The days after he was born were the hardest days in my life, and probably my mother’s, as well. I wanted him. I didn’t want to sign the papers. No. He was my son, I loved him, and that is enough. Isn’t it?
It isn’t.
It took me four days to finally sign the adoption papers. My brothers flew in, my sisters were there, and my mom needed them because she wanted to keep him, too. She knew if she gave me the slightest inkling that she wanted him, I wouldn’t sign. So she called in backup. We were selfish, we wanted to have that beautiful soul for ourselves. In the end, I made the right decision; it was meant to be, I had made a family.
Life goes on. I moved forward. To try and count the tears and describe the wrenching in my heart would be impossible. I was tethered to my son, but life goes on and that tether stretches thinner and thinner. Now as we move closer to his eighteenth birthday, when he could possibly choose to meet me, the tether is contracting again. I am a mother. I will always be a mother. I am not a mom.

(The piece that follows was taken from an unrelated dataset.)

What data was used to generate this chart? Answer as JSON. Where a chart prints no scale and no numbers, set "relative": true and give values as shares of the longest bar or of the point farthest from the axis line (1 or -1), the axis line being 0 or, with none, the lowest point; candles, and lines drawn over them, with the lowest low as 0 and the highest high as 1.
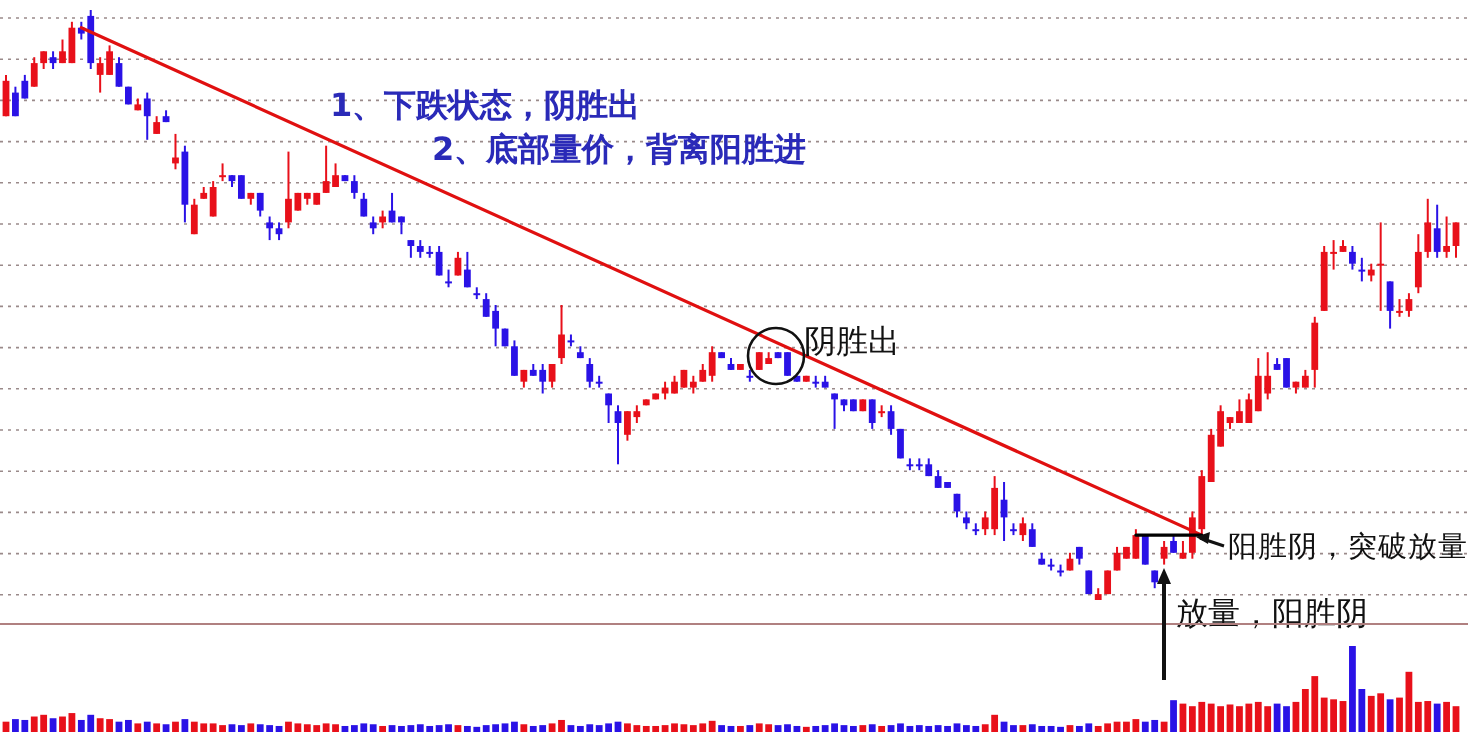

What do I do with those unrequited maternal instincts? I take care of those around me. I make sure people have what they need and feel well. I love my cats. I nag Derek. I take care of him, too. I get sad. I get relieved when I see a mom changing a poopy diaper on the floor of a mini van in the Target parking lot. I talk about it.
People have told me that I could do it. Derek would be there, and I know he would be a great Dad. It could work out. However, parenthood is not a dress rehearsal or a new outfit. I can’t return it if it isn’t working out well at all. If, eventually, I cannot bend over to pick up a baby, or toddler, or five year old, how am I to be a mother? Or what if the day comes when I can’t walk at all? What would we do then? I would lay on the couch and still have unrequited maternal instincts, except now I have a very unhappy child in the house as well.